Я со всеми расцеловался.
- Дом и хозяйку блюдем, - сказал Френзель. - Сына Григорием назвали.
- Горгорием, - уточнила Джанна. - Говорят, нельзя еще прямо имена записывать, лучше с вывертом. - Джошик, пойдем скорее, я тут щи из трофейной говядины сварила, поешь свеженького и в постельку. А то прямо с лица спал, пока тебя по другим мирам растрясало. Хулиган мой снова в отлучке, так что захочешь вдвоем поразвлечься - и это можно. Мне тут без мужика совсем тошнехонько заделалось, а с другим кем вот он не велит, - кивнула она на главу государства.
Да уж, это была не та дистиллированная мораль…

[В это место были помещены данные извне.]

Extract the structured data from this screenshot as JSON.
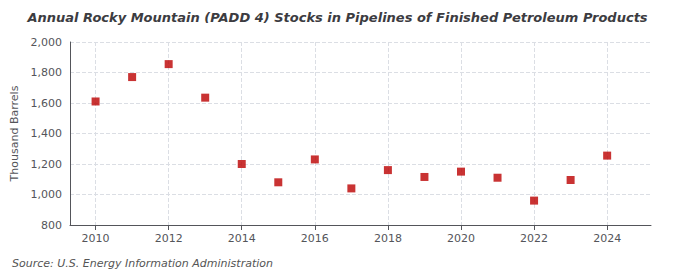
{
  "chart_data": {
    "type": "scatter",
    "title": "Annual Rocky Mountain (PADD 4) Stocks in Pipelines of Finished Petroleum Products",
    "ylabel": "Thousand Barrels",
    "annotations": [
      "Source: U.S. Energy Information Administration"
    ],
    "x": [
      2010,
      2011,
      2012,
      2013,
      2014,
      2015,
      2016,
      2017,
      2018,
      2019,
      2020,
      2021,
      2022,
      2023,
      2024
    ],
    "values": [
      1610,
      1770,
      1855,
      1635,
      1200,
      1080,
      1230,
      1040,
      1160,
      1115,
      1150,
      1110,
      960,
      1095,
      1255
    ],
    "color": "#bb0000",
    "marker": "square",
    "xlim": [
      2009.3,
      2025.2
    ],
    "xticks": [
      2010,
      2012,
      2014,
      2016,
      2018,
      2020,
      2022,
      2024
    ],
    "ylim": [
      800,
      2000
    ],
    "yticks": [
      800,
      {
        "value": 1000,
        "label": "1,000"
      },
      {
        "value": 1200,
        "label": "1,200"
      },
      {
        "value": 1400,
        "label": "1,400"
      },
      {
        "value": 1600,
        "label": "1,600"
      },
      {
        "value": 1800,
        "label": "1,800"
      },
      {
        "value": 2000,
        "label": "2,000"
      }
    ],
    "grid": true
  }
}
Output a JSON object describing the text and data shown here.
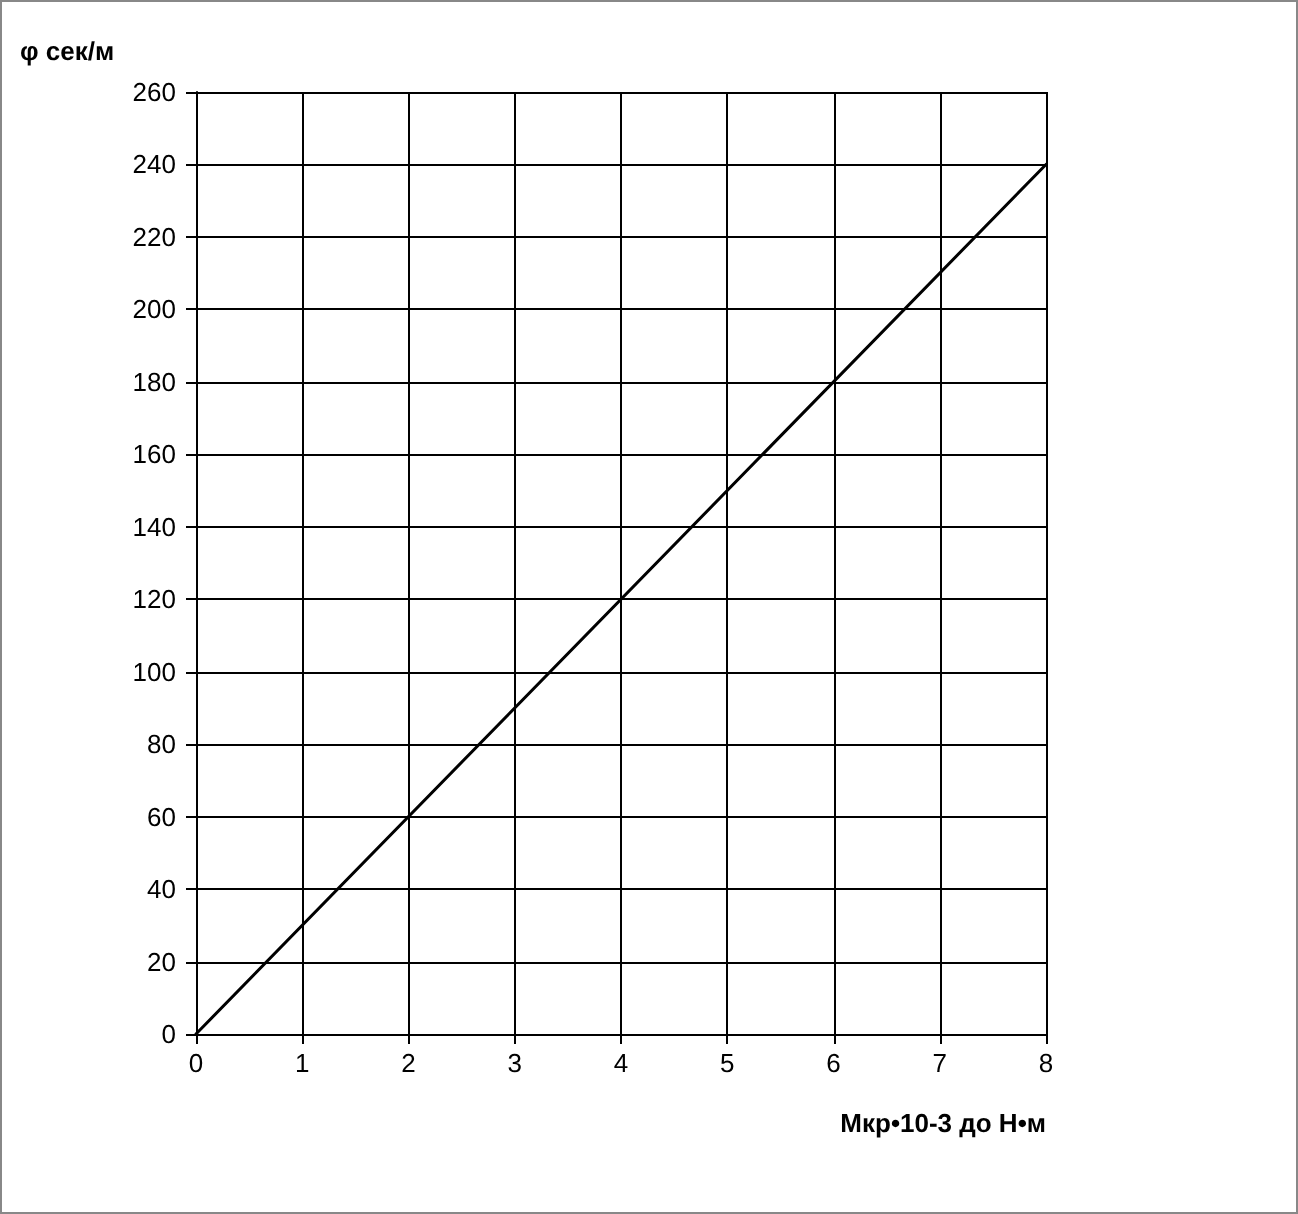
{
  "chart_data": {
    "type": "line",
    "xlabel": "Мкр•10-3 до Н•м",
    "ylabel": "φ сек/м",
    "x": [
      0,
      8
    ],
    "series": [
      {
        "color": "#000000",
        "values": [
          0,
          240
        ]
      }
    ],
    "xlim": [
      0,
      8
    ],
    "xticks": [
      0,
      1,
      2,
      3,
      4,
      5,
      6,
      7,
      8
    ],
    "ylim": [
      0,
      260
    ],
    "yticks": [
      0,
      20,
      40,
      60,
      80,
      100,
      120,
      140,
      160,
      180,
      200,
      220,
      240,
      260
    ],
    "grid": true,
    "marker": "none",
    "line_style": "solid"
  }
}
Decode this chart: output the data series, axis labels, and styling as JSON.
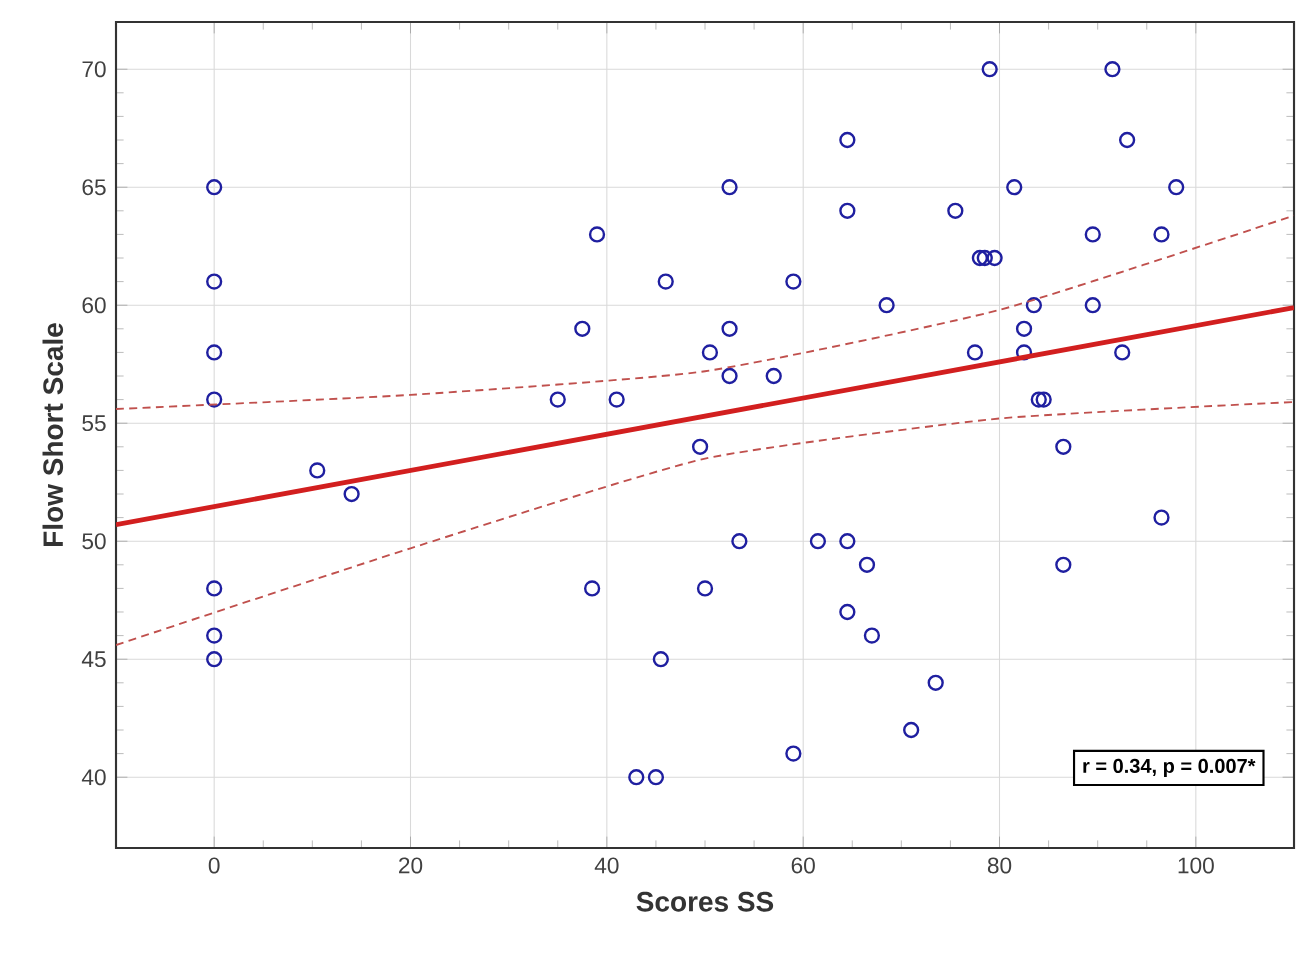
{
  "chart_data": {
    "type": "scatter",
    "xlabel": "Scores SS",
    "ylabel": "Flow Short Scale",
    "xlim": [
      -10,
      110
    ],
    "ylim": [
      37,
      72
    ],
    "xticks": [
      0,
      20,
      40,
      60,
      80,
      100
    ],
    "yticks": [
      40,
      45,
      50,
      55,
      60,
      65,
      70
    ],
    "grid": true,
    "series": [
      {
        "color": "#1f1fa0",
        "marker": "circle",
        "x": [
          0,
          0,
          0,
          0,
          0,
          0,
          0,
          10.5,
          14,
          35,
          37.5,
          39,
          38.5,
          41,
          43,
          45,
          45.5,
          46,
          49.5,
          50,
          50.5,
          52.5,
          52.5,
          52.5,
          53.5,
          57,
          59,
          59,
          61.5,
          64.5,
          64.5,
          64.5,
          64.5,
          66.5,
          67,
          68.5,
          71,
          73.5,
          75.5,
          77.5,
          78,
          78.5,
          79,
          79.5,
          81.5,
          82.5,
          82.5,
          83.5,
          84,
          84.5,
          86.5,
          86.5,
          89.5,
          89.5,
          91.5,
          92.5,
          93,
          96.5,
          96.5,
          98
        ],
        "values": [
          65,
          61,
          58,
          56,
          48,
          46,
          45,
          53,
          52,
          56,
          59,
          63,
          48,
          56,
          40,
          40,
          45,
          61,
          54,
          48,
          58,
          59,
          57,
          65,
          50,
          57,
          61,
          41,
          50,
          67,
          64,
          50,
          47,
          49,
          46,
          60,
          42,
          44,
          64,
          58,
          62,
          62,
          70,
          62,
          65,
          59,
          58,
          60,
          56,
          56,
          54,
          49,
          63,
          60,
          70,
          58,
          67,
          63,
          51,
          65
        ]
      },
      {
        "type": "line",
        "color": "#d21f1f",
        "line_style": "solid",
        "x": [
          -10,
          110
        ],
        "values": [
          50.7,
          59.9
        ]
      },
      {
        "type": "line",
        "color": "#c0504d",
        "line_style": "dashed",
        "x": [
          -10,
          20,
          50,
          80,
          110
        ],
        "values": [
          55.6,
          56.2,
          57.2,
          59.8,
          63.8
        ]
      },
      {
        "type": "line",
        "color": "#c0504d",
        "line_style": "dashed",
        "x": [
          -10,
          20,
          50,
          80,
          110
        ],
        "values": [
          45.6,
          49.7,
          53.5,
          55.2,
          55.9
        ]
      }
    ],
    "annotations": [
      "r = 0.34, p = 0.007*"
    ]
  }
}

- Я ни с какого конца не голодный, - ответил я деловито, - но щей поем. Рассказывайте, что тут творится.
- Известно что, - ответил господин Самаэль. - Эти, с серпентина, - ну одолели просто: каждый день по три атаки отбиваем по всему фронту и без счета попыток прорыва. Воздушной войны нет: Сеть стоит ниже, чем было при вас, Джошуа, а у них почему-то одни сверхзвуковые бомбардировщики и межконтинентальные ракеты.
- Биплан пробовали запустить. Фанерный, - один из мальков презрительно цыкнул через дырку в зубах. - Кирьке на один укус. Или плевок, что ли.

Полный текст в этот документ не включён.